As a Senior Engineer, Here’s How I Actually Use LLMs to Program

Large language models (LLMs) like ChatGPT, Gemini, and Claude are shaking up how we write software, but let’s be clear: they aren’t magic wands.

I hear this a lot:
“Can’t I just tell the AI to build my app?”
“Why not automate everything?”

Here’s the truth: as a senior engineer, I’ve learned when to lean on LLMs and when to back off.

Let me break it down with three mental models I follow every day.

I know what I know

💡
This is the sweet spot.

I already know the domain, the rules, and the architecture. But do I want to spend three hours typing boilerplate? No thanks.

Example:
I need a REST API in TypeScript for a known schema.
I hand the LLM:

“Here’s the user schema. Here are the validation rules. Generate the Express controller, service, and unit tests.”

Now I can scan the output, because I know what good code looks like.

Here, the LLM is an accelerator, not a replacement. It saves me time, but it doesn’t replace my expertise.

I know what I don’t know

💡
This is exploration mode.

I don’t know Rust, but I understand core concepts, such as memory safety, types, and lifetimes.
So I ask:

“Show me how to build a simple CLI in Rust that parses arguments.”

The LLM gives me a starting point.

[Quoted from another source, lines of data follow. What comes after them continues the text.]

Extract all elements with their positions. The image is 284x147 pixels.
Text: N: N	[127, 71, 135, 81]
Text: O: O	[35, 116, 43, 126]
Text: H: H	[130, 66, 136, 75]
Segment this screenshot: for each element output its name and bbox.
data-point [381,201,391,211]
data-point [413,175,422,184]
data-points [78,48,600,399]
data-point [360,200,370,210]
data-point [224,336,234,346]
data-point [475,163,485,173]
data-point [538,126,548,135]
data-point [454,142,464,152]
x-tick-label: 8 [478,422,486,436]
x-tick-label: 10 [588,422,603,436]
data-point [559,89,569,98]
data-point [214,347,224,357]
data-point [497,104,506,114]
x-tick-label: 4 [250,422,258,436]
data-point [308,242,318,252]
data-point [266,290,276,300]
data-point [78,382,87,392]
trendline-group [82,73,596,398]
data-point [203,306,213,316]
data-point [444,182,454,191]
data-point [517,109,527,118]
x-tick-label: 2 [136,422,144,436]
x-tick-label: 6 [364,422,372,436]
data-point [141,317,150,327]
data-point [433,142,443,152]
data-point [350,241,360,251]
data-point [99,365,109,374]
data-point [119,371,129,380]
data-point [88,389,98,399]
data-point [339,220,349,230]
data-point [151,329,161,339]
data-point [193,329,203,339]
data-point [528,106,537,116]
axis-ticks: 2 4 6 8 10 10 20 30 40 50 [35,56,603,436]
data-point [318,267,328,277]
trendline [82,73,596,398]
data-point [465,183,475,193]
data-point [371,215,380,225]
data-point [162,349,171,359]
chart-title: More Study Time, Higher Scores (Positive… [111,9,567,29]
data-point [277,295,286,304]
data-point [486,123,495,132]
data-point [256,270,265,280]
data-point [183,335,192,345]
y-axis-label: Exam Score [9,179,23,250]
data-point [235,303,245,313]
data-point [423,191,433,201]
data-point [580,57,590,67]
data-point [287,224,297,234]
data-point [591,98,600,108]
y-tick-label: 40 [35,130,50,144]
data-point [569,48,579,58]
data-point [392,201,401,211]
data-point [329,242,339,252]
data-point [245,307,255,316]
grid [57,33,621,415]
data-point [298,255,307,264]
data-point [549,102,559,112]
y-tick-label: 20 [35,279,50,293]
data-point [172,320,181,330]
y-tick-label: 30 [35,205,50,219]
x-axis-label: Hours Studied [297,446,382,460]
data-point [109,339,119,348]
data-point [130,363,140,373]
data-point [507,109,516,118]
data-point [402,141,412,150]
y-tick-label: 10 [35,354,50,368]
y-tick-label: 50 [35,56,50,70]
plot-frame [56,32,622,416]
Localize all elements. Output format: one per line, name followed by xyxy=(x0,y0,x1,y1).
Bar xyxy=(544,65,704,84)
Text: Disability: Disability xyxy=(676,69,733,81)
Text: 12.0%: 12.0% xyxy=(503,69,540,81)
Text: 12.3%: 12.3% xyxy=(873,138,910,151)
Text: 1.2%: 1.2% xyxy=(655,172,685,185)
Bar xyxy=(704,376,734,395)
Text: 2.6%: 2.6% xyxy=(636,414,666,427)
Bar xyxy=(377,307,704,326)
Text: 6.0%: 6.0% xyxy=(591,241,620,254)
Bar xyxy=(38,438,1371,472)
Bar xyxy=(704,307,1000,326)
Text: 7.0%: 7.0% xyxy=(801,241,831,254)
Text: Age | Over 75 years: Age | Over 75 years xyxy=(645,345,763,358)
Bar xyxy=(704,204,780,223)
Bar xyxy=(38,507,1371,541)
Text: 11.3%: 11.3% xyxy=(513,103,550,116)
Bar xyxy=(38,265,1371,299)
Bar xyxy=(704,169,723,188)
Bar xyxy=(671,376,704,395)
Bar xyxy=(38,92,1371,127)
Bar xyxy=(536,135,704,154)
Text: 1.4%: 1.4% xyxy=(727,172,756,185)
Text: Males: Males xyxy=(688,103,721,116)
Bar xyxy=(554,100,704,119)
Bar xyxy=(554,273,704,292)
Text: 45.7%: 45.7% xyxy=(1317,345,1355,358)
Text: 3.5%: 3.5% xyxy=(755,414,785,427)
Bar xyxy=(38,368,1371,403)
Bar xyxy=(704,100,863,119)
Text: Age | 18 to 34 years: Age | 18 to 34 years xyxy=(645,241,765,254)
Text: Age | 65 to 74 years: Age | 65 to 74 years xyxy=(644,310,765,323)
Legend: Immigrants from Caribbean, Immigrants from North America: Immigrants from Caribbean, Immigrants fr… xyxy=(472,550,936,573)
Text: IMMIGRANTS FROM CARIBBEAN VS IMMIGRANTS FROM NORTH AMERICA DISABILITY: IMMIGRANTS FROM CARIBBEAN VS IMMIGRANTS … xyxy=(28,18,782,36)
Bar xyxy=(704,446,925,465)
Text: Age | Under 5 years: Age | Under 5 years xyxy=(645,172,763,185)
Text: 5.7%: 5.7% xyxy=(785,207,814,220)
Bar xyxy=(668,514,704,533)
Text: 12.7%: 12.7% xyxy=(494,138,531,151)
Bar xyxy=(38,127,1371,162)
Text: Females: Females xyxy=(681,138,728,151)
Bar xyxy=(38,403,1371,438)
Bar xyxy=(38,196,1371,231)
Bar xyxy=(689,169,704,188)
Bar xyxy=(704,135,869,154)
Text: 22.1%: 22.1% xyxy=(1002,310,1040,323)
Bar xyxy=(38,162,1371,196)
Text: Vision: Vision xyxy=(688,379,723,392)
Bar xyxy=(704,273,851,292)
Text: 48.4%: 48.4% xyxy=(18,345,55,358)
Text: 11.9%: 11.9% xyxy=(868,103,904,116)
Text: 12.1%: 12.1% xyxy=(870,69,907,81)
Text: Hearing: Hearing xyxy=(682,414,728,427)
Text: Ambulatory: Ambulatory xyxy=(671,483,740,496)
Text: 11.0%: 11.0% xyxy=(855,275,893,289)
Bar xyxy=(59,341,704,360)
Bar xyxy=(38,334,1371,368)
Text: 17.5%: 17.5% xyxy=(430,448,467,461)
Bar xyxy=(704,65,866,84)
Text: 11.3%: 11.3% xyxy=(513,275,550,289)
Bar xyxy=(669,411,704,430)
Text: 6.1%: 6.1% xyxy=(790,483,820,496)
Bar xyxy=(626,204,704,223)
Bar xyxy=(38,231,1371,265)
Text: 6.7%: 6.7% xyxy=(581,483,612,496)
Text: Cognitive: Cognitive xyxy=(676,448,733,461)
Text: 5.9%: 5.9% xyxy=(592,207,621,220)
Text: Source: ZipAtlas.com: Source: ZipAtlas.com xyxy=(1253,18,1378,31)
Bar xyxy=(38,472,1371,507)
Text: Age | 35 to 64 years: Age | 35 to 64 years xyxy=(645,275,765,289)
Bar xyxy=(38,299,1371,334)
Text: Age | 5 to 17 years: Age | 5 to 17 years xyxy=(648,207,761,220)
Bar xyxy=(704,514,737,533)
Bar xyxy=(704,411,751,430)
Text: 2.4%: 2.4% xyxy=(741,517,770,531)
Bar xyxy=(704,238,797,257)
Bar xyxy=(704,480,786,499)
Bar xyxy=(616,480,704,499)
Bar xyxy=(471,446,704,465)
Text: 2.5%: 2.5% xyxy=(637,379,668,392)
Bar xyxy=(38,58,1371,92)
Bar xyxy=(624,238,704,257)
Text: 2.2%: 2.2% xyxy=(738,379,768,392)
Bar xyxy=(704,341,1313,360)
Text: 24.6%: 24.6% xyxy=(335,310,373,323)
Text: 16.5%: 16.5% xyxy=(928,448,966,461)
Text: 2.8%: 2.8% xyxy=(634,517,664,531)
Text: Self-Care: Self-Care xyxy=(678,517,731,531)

But I don’t blindly trust it, I debug, read the docs, and iterate alongside it.

The LLM becomes a pairing partner, helping me stretch into adjacent knowledge. It’s great when I have enough context to guide and sanity-check the journey.

I don’t know what I don’t know

💡
This is the danger zone.

If you ask an LLM to build something in a domain you have zero understanding of, you won’t catch the nonsense.

Example:

“Write me a full-featured blockchain app in Solidity with security best practices.”

If you don’t understand Solidity or smart contract security, you won’t spot the subtle bugs, or the glaring ones.

LLMs confidently hallucinate. They sound right, but can deliver brittle, incomplete, or even dangerous solutions.

Here, you need to hit the books — learn the foundations yourself before you ever loop in the LLM.

Final Takeaway

LLMs are like power tools.

✅ Use them to speed up what you already know.
✅ Use them to explore what you partially know.
⚠️ Don’t use them to fake expertise you don’t have.

When you combine human judgment with AI acceleration, that’s when the magic happens.